En 1977, Joseph Fontanet est bat­tu aux élec­tions lég­isla­tives. Cette défaite l’en­traîne à aban­don­ner pro­gres­sive­ment tous ses man­dats, dont celui de maire. À ses yeux, un seul homme peut lui suc­céder à Saint-Mar­tin-de-Belleville : Georges Cumin. Seul élu de la ” liste Fontanet “, il devient néan­moins maire de la commune.
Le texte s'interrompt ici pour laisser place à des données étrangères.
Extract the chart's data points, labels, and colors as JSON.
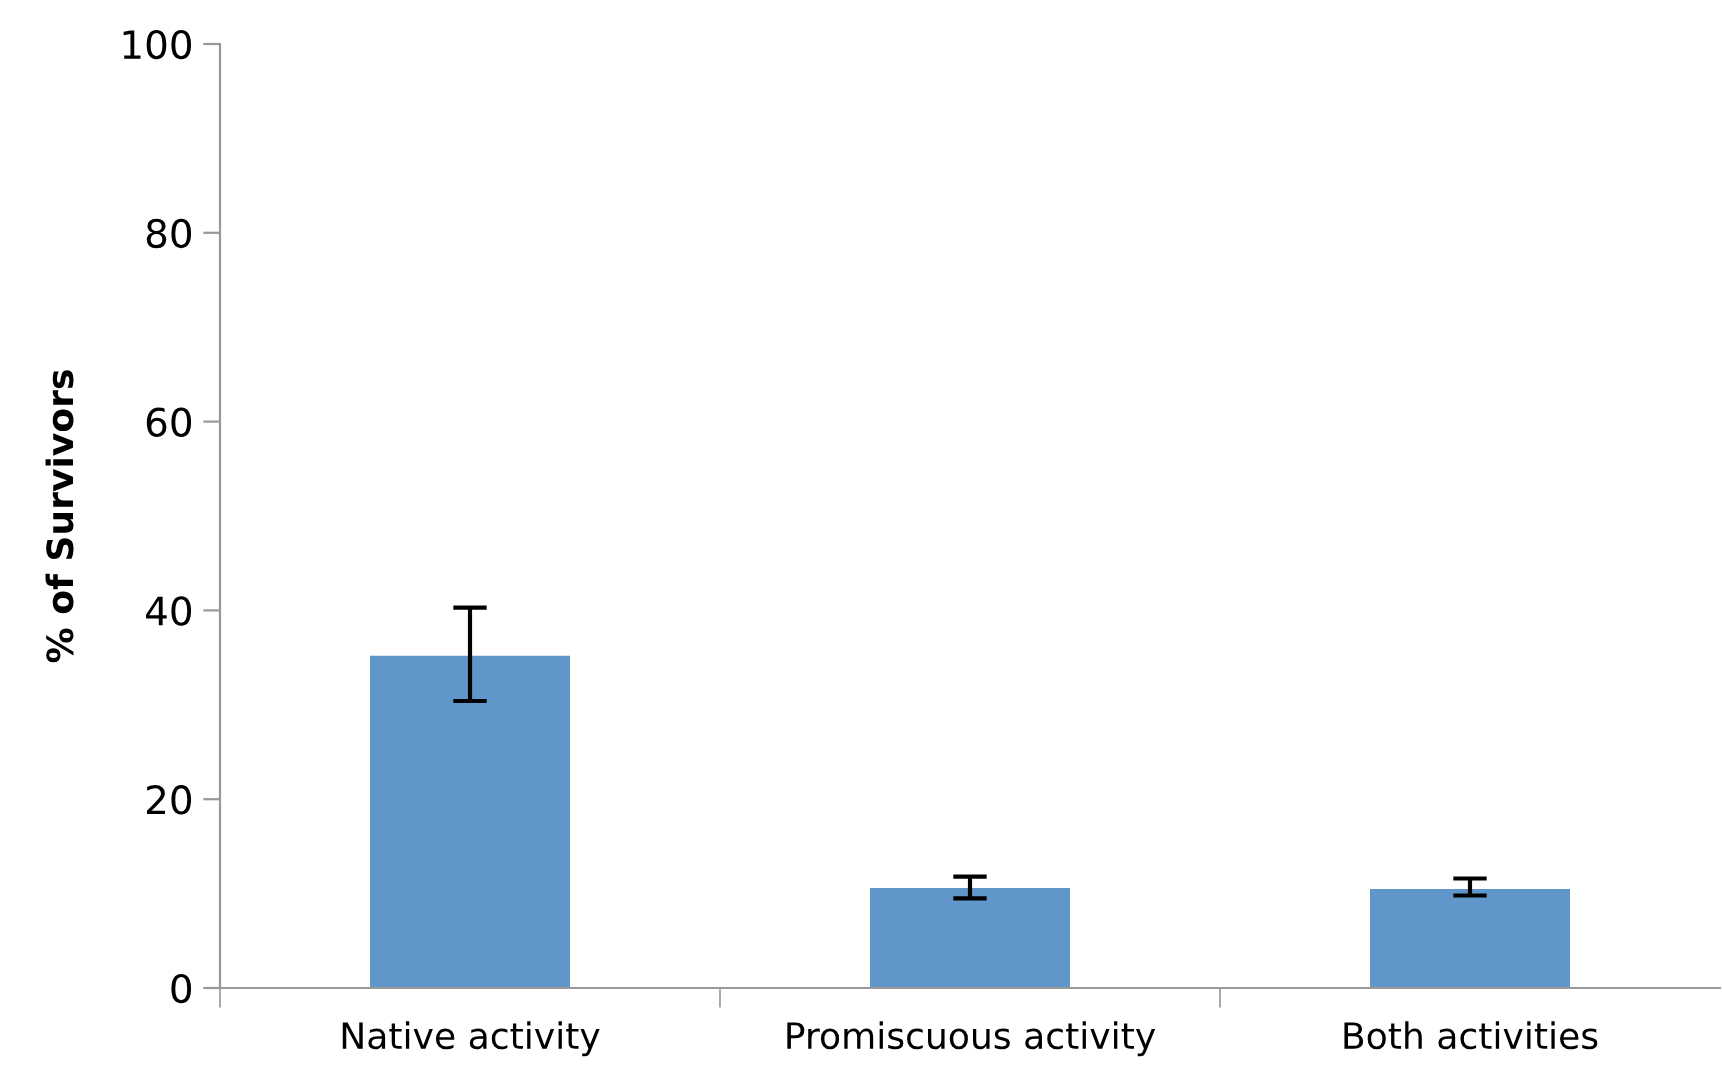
{
  "chart_data": {
    "type": "bar",
    "ylabel": "% of Survivors",
    "categories": [
      "Native activity",
      "Promiscuous activity",
      "Both activities"
    ],
    "values": [
      35.2,
      10.6,
      10.5
    ],
    "errors": [
      [
        30.4,
        40.3
      ],
      [
        9.5,
        11.8
      ],
      [
        9.8,
        11.6
      ]
    ],
    "color": "#6096c9",
    "ylim": [
      0,
      100
    ],
    "yticks": [
      0,
      20,
      40,
      60,
      80,
      100
    ],
    "grid": false
  }
}
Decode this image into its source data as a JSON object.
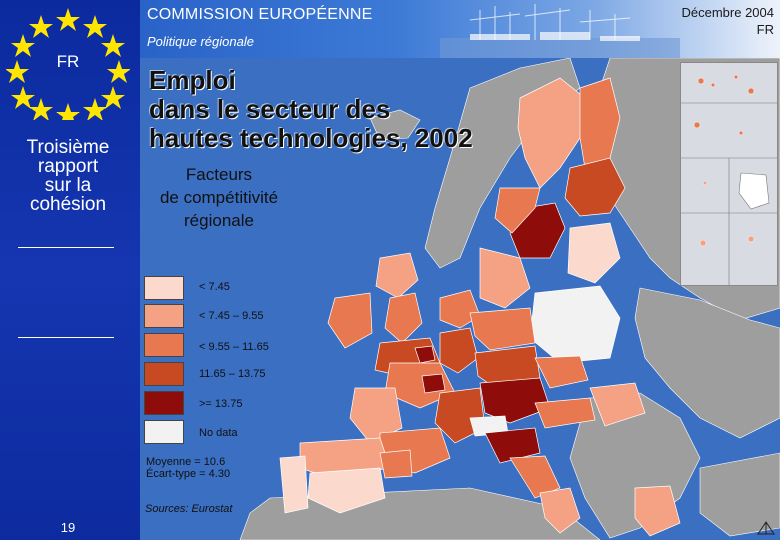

L’aven­ture va se pro­longer pen­dant vingt-qua­tre ans, qua­tre man­dats au cours desquels, alors que la sta­tion de Val Thorens est lancée, il va s’at­tach­er à réor­gan­is­er les plans de masse, à faire évoluer l’aspect en amé­nageant le cen­tre, en créant de nou­veaux immeubles aux vol­umes mieux adap­tés à l’en­vi­ron­nement mon­tag­nard, en tra­vail­lant au reboise­ment de la val­lée, et en lançant la con­struc­tion d’un nou­veau clocher aux Menuires.

Rôles multiples

Com­bi­en ont occupé tour à tour des postes a pri­ori aus­si antin­o­miques que ceux d’amé­nageur, de con­cep­teur, de con­seiller, voire de censeur, puis d’élu de la même sta­tion de sports d’hiv­er ? Georges Cumin est sinon le seul, du moins un des rares dans ce cas.

Garder une trace

Georges Cumin s’at­tache désor­mais à accom­plir une tâche con­sid­érable : celle de met­tre sur le papi­er une péri­ode déter­mi­nante pour l’amé­nage­ment et, plus large­ment, pour l’é­conomie des val­lées alpines. Ceux qui ont mar­qué sa mémoire : le préfet Fran­cis Raoul, les politi­ciens Aimé Paquet et Joseph Fontanet, son prédécesseur Mau­rice Michaud, les archi­tectes Lau­rent Chap­pis et Michel Bezançon, Robert Legoux, le pre­mier amé­nageur de La Plagne, Pierre Schnee­be­len, pro­mo­teur de Tignes qui a présidé au démar­rage de Val Thorens, Gérard Bré­mond, créa­teur d’A­vo­riaz, et ses cama­rades polytechniciens.

Il pub­lie en 2009 les Mémoires des Belleville, livre dans lequel il retrace l’aven­ture que fut la con­struc­tion de ces nou­velles sta­tions alpines, face aux résis­tances et dif­fi­cultés de toutes sortes. Son édi­teur est la Fon­da­tion FACIM (Fon­da­tion pour l’ac­tion cul­turelle inter­na­tionale en montagne).

Il y a deux ans, il s’en­gage pour la dévi­a­tion de Greno­ble Nord. Le dossier est ” à l’en­vers ” comme il dit, mais le bon sens et l’ob­sti­na­tion lui don­neront encore une fois rai­son. Dans les derniers temps, il tra­vail­lait encore à un grand pro­jet d’ir­ri­ga­tion du nord de l’É­gypte. Le 20 sep­tem­bre 2010, il s’est éteint à l’âge de 87 ans. Au-delà de toutes ses oeu­vres, il reste pour nom­bre d’en­tre nous l’homme à l’e­sprit tou­jours alerte, à l’hu­mour intariss­able, et surtout un ami sûr et fidèle, un homme véri­ta­ble­ment bon.


Hommage savoyard

C’est au nom du Con­seil général et de tous les élus de Savoie qu’Hervé Gay­mard, ancien min­istre, a ren­du un dernier hom­mage à Georges Cumin : ” Une chose ne trompait pas. Il avait le sourire des yeux, le vrai, pas celui de la bouche dont il faut tou­jours se méfi­er. Ce regard expri­mait une grande bon­té, une pro­fonde humil­ité, un vrai souci des autres, même quand il était dans les nuages. Et c’est peut-être quand il était dans les nuages que nous l’aimions encore davan­tage. Mal­raux dis­ait que le soubasse­ment de l’in­tel­li­gence était ” la destruc­tion de la comédie “. Georges Cumin, par sa sim­plic­ité, sa fran­chise et sa ful­gu­rance qui allaient de pair, par son être même détru­i­sait toute comédie.”